Proof: Let $p$ be the smallest prime divisor of $n$. Then $p \leq \sqrt{n}$, since otherwise $n$ would be prime. Any multiple of $p$ shares a common factor (namely $p$) with $n$. The closest multiple of $p$ to $n/2$ is either $n/2$ itself (if $n$ is even) or $\frac{n \pm p}{2}$ (if $n$ is odd). Since $0 < p \leq \sqrt{n}$, both cases produce an integer in $[n/2, n/2 + \sqrt{n}/2]$ that shares the factor $p$ with $n$.
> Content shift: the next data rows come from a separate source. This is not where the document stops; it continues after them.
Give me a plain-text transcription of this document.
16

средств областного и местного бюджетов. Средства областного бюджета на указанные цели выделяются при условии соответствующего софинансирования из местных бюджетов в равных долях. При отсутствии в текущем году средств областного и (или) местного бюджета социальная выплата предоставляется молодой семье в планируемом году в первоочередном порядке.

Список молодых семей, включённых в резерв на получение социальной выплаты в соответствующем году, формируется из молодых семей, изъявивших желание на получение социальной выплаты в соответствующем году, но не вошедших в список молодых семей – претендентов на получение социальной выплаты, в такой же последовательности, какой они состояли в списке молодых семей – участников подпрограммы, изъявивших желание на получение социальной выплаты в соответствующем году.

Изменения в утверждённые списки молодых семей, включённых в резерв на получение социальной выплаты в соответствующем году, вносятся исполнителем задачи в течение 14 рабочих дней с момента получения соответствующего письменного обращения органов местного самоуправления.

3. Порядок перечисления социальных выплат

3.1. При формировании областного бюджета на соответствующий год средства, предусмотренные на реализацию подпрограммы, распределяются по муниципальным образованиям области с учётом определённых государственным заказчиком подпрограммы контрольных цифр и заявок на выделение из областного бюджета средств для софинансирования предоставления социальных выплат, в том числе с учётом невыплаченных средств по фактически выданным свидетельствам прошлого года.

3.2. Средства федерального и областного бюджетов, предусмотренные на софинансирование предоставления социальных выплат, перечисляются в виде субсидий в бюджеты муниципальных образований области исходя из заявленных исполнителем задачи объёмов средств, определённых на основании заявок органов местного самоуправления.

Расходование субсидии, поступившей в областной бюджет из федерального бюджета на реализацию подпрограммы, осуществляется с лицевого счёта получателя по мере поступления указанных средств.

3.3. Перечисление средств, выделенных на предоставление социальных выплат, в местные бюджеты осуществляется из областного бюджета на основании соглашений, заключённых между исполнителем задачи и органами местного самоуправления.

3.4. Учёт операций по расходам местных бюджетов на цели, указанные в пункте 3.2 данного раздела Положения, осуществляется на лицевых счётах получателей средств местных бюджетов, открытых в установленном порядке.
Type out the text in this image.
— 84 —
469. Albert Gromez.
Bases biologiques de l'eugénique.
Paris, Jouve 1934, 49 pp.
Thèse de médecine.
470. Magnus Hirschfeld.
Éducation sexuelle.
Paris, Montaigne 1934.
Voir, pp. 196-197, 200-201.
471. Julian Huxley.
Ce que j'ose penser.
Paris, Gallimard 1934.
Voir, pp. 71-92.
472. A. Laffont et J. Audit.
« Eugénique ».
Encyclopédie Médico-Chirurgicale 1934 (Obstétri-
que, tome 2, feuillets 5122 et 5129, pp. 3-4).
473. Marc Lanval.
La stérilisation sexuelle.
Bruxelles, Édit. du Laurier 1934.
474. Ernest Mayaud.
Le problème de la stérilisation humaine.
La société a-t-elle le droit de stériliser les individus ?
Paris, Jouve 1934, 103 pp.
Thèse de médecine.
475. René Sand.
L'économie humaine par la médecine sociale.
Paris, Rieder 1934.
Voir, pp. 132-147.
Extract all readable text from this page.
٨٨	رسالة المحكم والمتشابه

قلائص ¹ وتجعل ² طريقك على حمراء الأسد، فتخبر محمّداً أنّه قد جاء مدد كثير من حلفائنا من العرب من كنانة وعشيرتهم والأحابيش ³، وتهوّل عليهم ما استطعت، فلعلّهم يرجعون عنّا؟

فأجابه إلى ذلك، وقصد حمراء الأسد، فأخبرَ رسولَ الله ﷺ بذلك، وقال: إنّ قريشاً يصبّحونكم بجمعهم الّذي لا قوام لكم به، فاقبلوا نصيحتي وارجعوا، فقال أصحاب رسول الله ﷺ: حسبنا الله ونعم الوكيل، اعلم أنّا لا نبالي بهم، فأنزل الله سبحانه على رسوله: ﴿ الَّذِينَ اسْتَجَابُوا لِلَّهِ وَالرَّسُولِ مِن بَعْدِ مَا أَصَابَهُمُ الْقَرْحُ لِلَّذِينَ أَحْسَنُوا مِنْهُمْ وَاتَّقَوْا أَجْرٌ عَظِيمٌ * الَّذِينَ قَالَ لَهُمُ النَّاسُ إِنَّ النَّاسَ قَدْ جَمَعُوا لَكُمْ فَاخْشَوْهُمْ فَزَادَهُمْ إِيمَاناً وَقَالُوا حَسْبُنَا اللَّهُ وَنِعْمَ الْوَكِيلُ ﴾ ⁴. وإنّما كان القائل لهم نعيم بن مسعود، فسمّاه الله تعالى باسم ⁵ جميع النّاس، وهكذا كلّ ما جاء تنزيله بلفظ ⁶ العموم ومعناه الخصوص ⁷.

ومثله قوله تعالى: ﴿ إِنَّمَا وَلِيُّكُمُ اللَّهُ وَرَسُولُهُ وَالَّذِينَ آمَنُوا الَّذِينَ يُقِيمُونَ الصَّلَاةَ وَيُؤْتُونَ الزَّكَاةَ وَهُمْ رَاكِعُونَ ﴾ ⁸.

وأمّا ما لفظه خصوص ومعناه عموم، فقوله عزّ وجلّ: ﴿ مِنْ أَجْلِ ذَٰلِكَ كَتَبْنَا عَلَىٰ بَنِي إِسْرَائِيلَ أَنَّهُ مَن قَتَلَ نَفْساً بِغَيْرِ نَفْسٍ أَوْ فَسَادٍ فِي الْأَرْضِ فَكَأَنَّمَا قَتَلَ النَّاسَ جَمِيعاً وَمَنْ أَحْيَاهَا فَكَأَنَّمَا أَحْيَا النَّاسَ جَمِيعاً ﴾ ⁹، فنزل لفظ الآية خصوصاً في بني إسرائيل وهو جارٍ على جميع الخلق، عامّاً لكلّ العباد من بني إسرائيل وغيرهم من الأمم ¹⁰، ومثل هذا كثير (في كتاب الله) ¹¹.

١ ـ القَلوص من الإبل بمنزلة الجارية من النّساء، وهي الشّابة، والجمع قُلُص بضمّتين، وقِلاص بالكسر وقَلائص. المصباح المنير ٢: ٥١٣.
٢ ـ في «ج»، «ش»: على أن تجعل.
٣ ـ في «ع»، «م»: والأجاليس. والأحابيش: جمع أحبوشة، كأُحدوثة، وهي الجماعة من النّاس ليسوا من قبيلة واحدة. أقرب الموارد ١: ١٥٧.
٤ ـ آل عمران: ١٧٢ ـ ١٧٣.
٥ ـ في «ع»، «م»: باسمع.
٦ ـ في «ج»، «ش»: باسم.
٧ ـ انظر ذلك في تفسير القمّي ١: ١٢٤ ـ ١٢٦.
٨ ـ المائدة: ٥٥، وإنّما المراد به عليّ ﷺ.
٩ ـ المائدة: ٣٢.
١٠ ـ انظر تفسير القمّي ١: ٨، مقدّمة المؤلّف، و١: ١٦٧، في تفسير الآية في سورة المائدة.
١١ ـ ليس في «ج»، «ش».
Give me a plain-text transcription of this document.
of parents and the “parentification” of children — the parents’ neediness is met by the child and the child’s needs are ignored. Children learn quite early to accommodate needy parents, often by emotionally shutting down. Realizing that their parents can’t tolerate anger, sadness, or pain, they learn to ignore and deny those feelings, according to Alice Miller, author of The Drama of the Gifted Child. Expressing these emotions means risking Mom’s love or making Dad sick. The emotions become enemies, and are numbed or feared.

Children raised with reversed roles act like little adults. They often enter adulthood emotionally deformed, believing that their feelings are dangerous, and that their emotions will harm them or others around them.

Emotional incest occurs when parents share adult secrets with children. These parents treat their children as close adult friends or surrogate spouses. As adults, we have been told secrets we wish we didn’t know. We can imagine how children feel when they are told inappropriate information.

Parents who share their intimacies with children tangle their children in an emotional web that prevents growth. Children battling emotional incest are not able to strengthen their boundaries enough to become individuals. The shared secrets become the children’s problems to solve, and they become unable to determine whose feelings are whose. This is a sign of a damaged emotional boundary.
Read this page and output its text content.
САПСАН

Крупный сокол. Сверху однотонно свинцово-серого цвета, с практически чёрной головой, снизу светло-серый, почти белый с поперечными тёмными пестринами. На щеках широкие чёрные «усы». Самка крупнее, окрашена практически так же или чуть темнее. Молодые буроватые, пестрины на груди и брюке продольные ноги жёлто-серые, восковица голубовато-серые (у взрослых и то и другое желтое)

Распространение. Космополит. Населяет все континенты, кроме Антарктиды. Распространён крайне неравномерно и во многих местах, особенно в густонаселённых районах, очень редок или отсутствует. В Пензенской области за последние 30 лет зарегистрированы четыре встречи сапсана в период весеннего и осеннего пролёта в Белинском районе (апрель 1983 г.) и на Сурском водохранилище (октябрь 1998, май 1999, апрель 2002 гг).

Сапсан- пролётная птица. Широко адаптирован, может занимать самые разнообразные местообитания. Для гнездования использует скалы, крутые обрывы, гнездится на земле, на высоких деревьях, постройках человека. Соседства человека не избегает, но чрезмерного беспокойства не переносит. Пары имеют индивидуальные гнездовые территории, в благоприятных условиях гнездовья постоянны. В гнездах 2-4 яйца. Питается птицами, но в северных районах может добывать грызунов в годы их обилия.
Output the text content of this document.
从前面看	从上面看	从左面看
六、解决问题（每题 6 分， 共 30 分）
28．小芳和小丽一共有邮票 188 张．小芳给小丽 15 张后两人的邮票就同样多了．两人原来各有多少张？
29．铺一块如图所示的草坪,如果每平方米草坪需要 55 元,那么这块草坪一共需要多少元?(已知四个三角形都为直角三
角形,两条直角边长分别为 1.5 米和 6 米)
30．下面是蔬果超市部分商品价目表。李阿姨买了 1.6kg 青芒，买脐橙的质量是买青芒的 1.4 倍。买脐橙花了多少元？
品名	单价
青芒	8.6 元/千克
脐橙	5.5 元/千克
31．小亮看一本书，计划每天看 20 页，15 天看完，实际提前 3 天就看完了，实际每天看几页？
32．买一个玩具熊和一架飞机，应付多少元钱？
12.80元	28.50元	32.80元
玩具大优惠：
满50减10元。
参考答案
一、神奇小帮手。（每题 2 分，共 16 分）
So it's enough to go from $x = n/2$ up to $n/2 + \sqrt{n}/2$. With this improvement, your algorithm will still be somewhat slower than your isPrimeNumber routine--just because calculating a gcd is slower than calculating divisibility. This will be feasible for testing numbers with maybe 15-20 digits, but you would need completely different methods to test something much larger, like the 183-digit number you mention.